Inside Athena: The Oxford Substance Use Clinician Changing Peoples’ Lives
HAVERHILL, M.A. — Joe Hannon is using his own life experience to better residents’ lives at The Oxford Rehabilitation & Health Care Center in Haverhill. He has been a Substance Use Clinician at the Essex County center since November 2018.
Before moving into his current role, Hannon, who received a Substance Use Counseling Certificate from Northern Essex Community College, had a whole different career. He spent 15 years in hospitality, then became an E.M.T., and eventually started working with elder services. That was before The Oxford started accepting patients battling the disease of addiction. Hannon would help people find treatment, and then The Oxford opened its doors to offer that assistance.
“I was coming in here to follow the clients and that’s when it came to my attention that they were hiring a Substance Use Clinician,” Hannon said.
He recalls wanting to help others at a young age. He had a vision as a child to turn his garage into a restaurant, but not charge for the food. The purpose would be to feed those who were hungry. His young dreams to make an impact on his community have followed him into adulthood. When he joined The Oxford, there were only a dozen patients with the addiction. Now, there are more than 70 getting the help they need.
“I try to instill hope in the residents and I try to educate the staff,” Hannon said. “I review all of the files for any admissions, determine if they’ve been diagnosed with the disease of addiction or if there’s some signs or symptoms present that may allude to the fact that they do.”
When someone is admitted into the center, he spends at least an hour with them to understand what their problems are and establish goals. He likes to connect them with residents who have been living at The Oxford so they don’t feel alone. The center offers recovery groups every day of the week, of which Hannon does five of them. They have meetings every morning. Twice a week there are other activities to engage the residents so they know they are not alone. On Tuesdays, there is a recovery movie night followed by a group discussion. On Fridays, the team sets up games for the residents to play so they can interact.
“I feel the opposite of addiction is connection. Addiction is a profound disconnect from yourself, from family, from community so the goal is to try to get the residents to interact and support with each other,” Hannon said.
Hannon, who holds a master’s degree in social work from Salem State University, explains how many people don’t understand what addiction is and what causes it. He runs educational courses for the staff at The Oxford so they can better understand how to work, communicate, and help people battling addictions at the center. That includes de-escalation training with their body language and their words. He said they do this because they want the residents they are caring for to know they matter and have worth.
“We had that six-session mandatory training last year so I’m doing a refresher on creating a therapeutic environment, how we can use ourselves as agents of change, how every staff member has the opportunity to provide therapy just for the way they engage with the residents,” he said. “If we can let them know that we’re compassionate and we care, that we understand and we’re not judging them, that in and itself is therapy.”
Hannon also oversees security and resident safety at the center. Some residents receive methadone as part of their recovery journey and Hannon helps facilitate that transportation for the person.

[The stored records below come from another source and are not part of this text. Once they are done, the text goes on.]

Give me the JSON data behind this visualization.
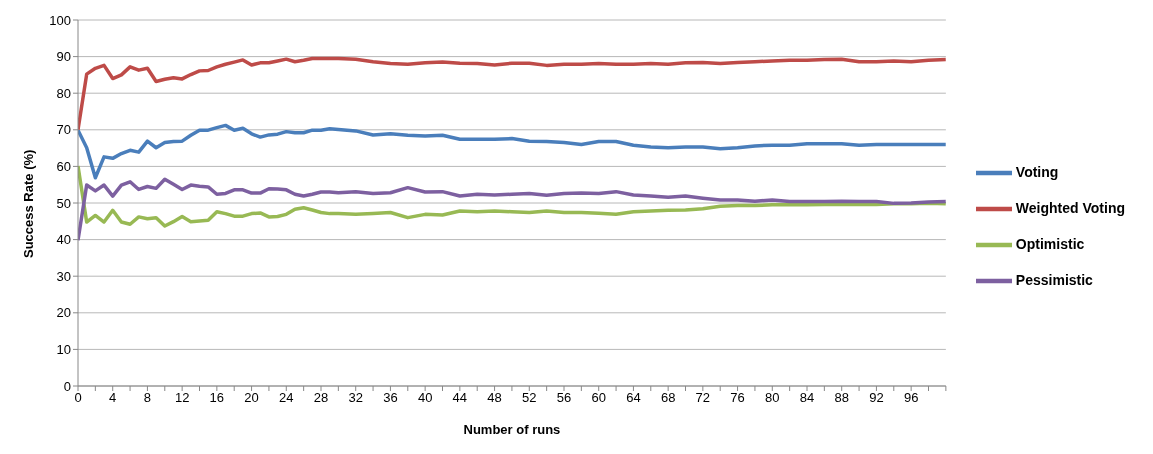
{
  "chart_data": {
    "type": "line",
    "xlabel": "Number of runs",
    "ylabel": "Success Rate (%)",
    "x": [
      0,
      1,
      2,
      3,
      4,
      5,
      6,
      7,
      8,
      9,
      10,
      11,
      12,
      13,
      14,
      15,
      16,
      17,
      18,
      19,
      20,
      21,
      22,
      23,
      24,
      25,
      26,
      27,
      28,
      29,
      30,
      32,
      34,
      36,
      38,
      40,
      42,
      44,
      46,
      48,
      50,
      52,
      54,
      56,
      58,
      60,
      62,
      64,
      66,
      68,
      70,
      72,
      74,
      76,
      78,
      80,
      82,
      84,
      86,
      88,
      90,
      92,
      94,
      96,
      98,
      100
    ],
    "series": [
      {
        "name": "Voting",
        "color": "#4a7ebb",
        "values": [
          69.9,
          65.1,
          56.9,
          62.6,
          62.2,
          63.5,
          64.4,
          63.9,
          66.9,
          65.1,
          66.5,
          66.8,
          66.9,
          68.5,
          69.9,
          69.9,
          70.6,
          71.2,
          69.9,
          70.4,
          68.9,
          68,
          68.6,
          68.8,
          69.5,
          69.2,
          69.2,
          69.9,
          69.9,
          70.3,
          70.1,
          69.7,
          68.6,
          68.9,
          68.5,
          68.3,
          68.5,
          67.4,
          67.4,
          67.4,
          67.6,
          66.9,
          66.8,
          66.5,
          66,
          66.8,
          66.8,
          65.8,
          65.3,
          65.1,
          65.3,
          65.3,
          64.8,
          65.1,
          65.6,
          65.8,
          65.8,
          66.2,
          66.2,
          66.2,
          65.8,
          66,
          66,
          66,
          66,
          66
        ]
      },
      {
        "name": "Weighted Voting",
        "color": "#be4b48",
        "values": [
          70,
          85.2,
          86.8,
          87.6,
          84,
          85,
          87.2,
          86.3,
          86.8,
          83.2,
          83.8,
          84.2,
          83.9,
          85.1,
          86.1,
          86.2,
          87.2,
          87.9,
          88.5,
          89.1,
          87.7,
          88.3,
          88.3,
          88.8,
          89.3,
          88.6,
          89,
          89.5,
          89.5,
          89.5,
          89.5,
          89.3,
          88.6,
          88.1,
          87.9,
          88.3,
          88.5,
          88.2,
          88.1,
          87.7,
          88.2,
          88.2,
          87.6,
          87.9,
          87.9,
          88.1,
          87.9,
          87.9,
          88.1,
          87.9,
          88.3,
          88.4,
          88.1,
          88.4,
          88.6,
          88.8,
          89,
          89,
          89.2,
          89.3,
          88.6,
          88.6,
          88.8,
          88.6,
          89,
          89.2
        ]
      },
      {
        "name": "Optimistic",
        "color": "#98b954",
        "values": [
          60.1,
          44.8,
          46.6,
          44.8,
          48,
          44.8,
          44.2,
          46.2,
          45.7,
          46,
          43.7,
          44.9,
          46.3,
          44.9,
          45.1,
          45.3,
          47.6,
          47.1,
          46.4,
          46.4,
          47.1,
          47.3,
          46.2,
          46.3,
          46.9,
          48.3,
          48.7,
          48.1,
          47.4,
          47.1,
          47.1,
          46.9,
          47.1,
          47.4,
          46,
          46.9,
          46.7,
          47.8,
          47.6,
          47.8,
          47.6,
          47.4,
          47.8,
          47.4,
          47.4,
          47.2,
          46.9,
          47.6,
          47.8,
          48,
          48.1,
          48.4,
          49.1,
          49.3,
          49.3,
          49.5,
          49.5,
          49.5,
          49.6,
          49.6,
          49.6,
          49.6,
          49.8,
          49.8,
          49.9,
          49.8
        ]
      },
      {
        "name": "Pessimistic",
        "color": "#7d60a0",
        "values": [
          39.8,
          54.9,
          53.3,
          54.9,
          51.9,
          54.9,
          55.8,
          53.7,
          54.5,
          54,
          56.5,
          55.1,
          53.7,
          54.9,
          54.6,
          54.4,
          52.4,
          52.6,
          53.6,
          53.6,
          52.7,
          52.7,
          53.9,
          53.8,
          53.6,
          52.4,
          51.9,
          52.4,
          53,
          53,
          52.8,
          53.1,
          52.6,
          52.8,
          54.2,
          53,
          53.1,
          51.9,
          52.4,
          52.2,
          52.4,
          52.6,
          52.1,
          52.6,
          52.7,
          52.6,
          53.1,
          52.2,
          51.9,
          51.6,
          51.9,
          51.3,
          50.8,
          50.8,
          50.5,
          50.8,
          50.4,
          50.4,
          50.4,
          50.5,
          50.4,
          50.4,
          49.9,
          50,
          50.3,
          50.4
        ]
      }
    ],
    "xlim": [
      0,
      100
    ],
    "xticks": [
      0,
      {
        "value": 2,
        "label": null
      },
      4,
      {
        "value": 6,
        "label": null
      },
      8,
      {
        "value": 10,
        "label": null
      },
      12,
      {
        "value": 14,
        "label": null
      },
      16,
      {
        "value": 18,
        "label": null
      },
      20,
      {
        "value": 22,
        "label": null
      },
      24,
      {
        "value": 26,
        "label": null
      },
      28,
      {
        "value": 30,
        "label": null
      },
      32,
      {
        "value": 34,
        "label": null
      },
      36,
      {
        "value": 38,
        "label": null
      },
      40,
      {
        "value": 42,
        "label": null
      },
      44,
      {
        "value": 46,
        "label": null
      },
      48,
      {
        "value": 50,
        "label": null
      },
      52,
      {
        "value": 54,
        "label": null
      },
      56,
      {
        "value": 58,
        "label": null
      },
      60,
      {
        "value": 62,
        "label": null
      },
      64,
      {
        "value": 66,
        "label": null
      },
      68,
      {
        "value": 70,
        "label": null
      },
      72,
      {
        "value": 74,
        "label": null
      },
      76,
      {
        "value": 78,
        "label": null
      },
      80,
      {
        "value": 82,
        "label": null
      },
      84,
      {
        "value": 86,
        "label": null
      },
      88,
      {
        "value": 90,
        "label": null
      },
      92,
      {
        "value": 94,
        "label": null
      },
      96,
      {
        "value": 98,
        "label": null
      },
      {
        "value": 100,
        "label": null
      }
    ],
    "ylim": [
      0,
      100
    ],
    "yticks": [
      0,
      10,
      20,
      30,
      40,
      50,
      60,
      70,
      80,
      90,
      100
    ],
    "grid": "y",
    "legend": "right",
    "line_style": "solid"
  }
}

Not everyone is willing to accept the help, Hannon admits. Others are. No matter what their acceptance is, Hannon said it’s important to build a rapport with them so they know they can trust the team working to better their lives. One way he does that is by drawing on what successes they have had in the past and how they did that. If they haven’t been successful, what strengths do they have that can create those positive moments.
“We try to understand the disease and understand that the underlying emotion associated with our residents when they first get here is fear. Fear is a primary emotion, and if we can make them feel safe, if we can create a safe emotional space, if we can create a safe physical space, and provide empathy and hopefully listen, we’re going to prevent them from escalating to anger,” he said.
The work Hannon does is personal. The Quincy native has been in remission for 20 years but he doesn’t make that a part of the residents’ recovery journey. If they ask, he will tell. But he then has a question himself, “How would that help you?” He doesn’t want the focus of the person’s recovery to be shifted onto his. He may use terminology where it’s clear he had battled the addiction, and he uses his decades-long success to show that treatment does work.
Hannon doesn’t stop helping others when they are ready to go. He helps find them long-term, stable housing. The reason for what he does, Hannon said, is to instill hope and let them know they have support and worth. He said the change isn’t only because of him, but the whole team at The Oxford and Athena Health Care Systems.
“I genuinely enjoy what I do. I leave each day feeling as though I mattered,” he said. “If I can be the person just to get them through the day without leaving and using it was a success.”
His work has mattered. Not only does he receive appreciation from the residents for his support and the services offered at the center, but he was recognized by U.S. Congresswoman Lori Trahan of Massachusetts third congressional district. In April, Hannon and Therapeutic Recreation Director Donna Byrne were presented Certificates of Special Congressional Recognition by Sophia Gross, the Outreach Liaison for the congresswoman. “Your dedication to offering compassionate care to those with substance use will leave a lasting impact on the Merrimack Valley and beyond,” it read. Hannon said the recognition was shocking and nice, but notes there is much more work left to be done.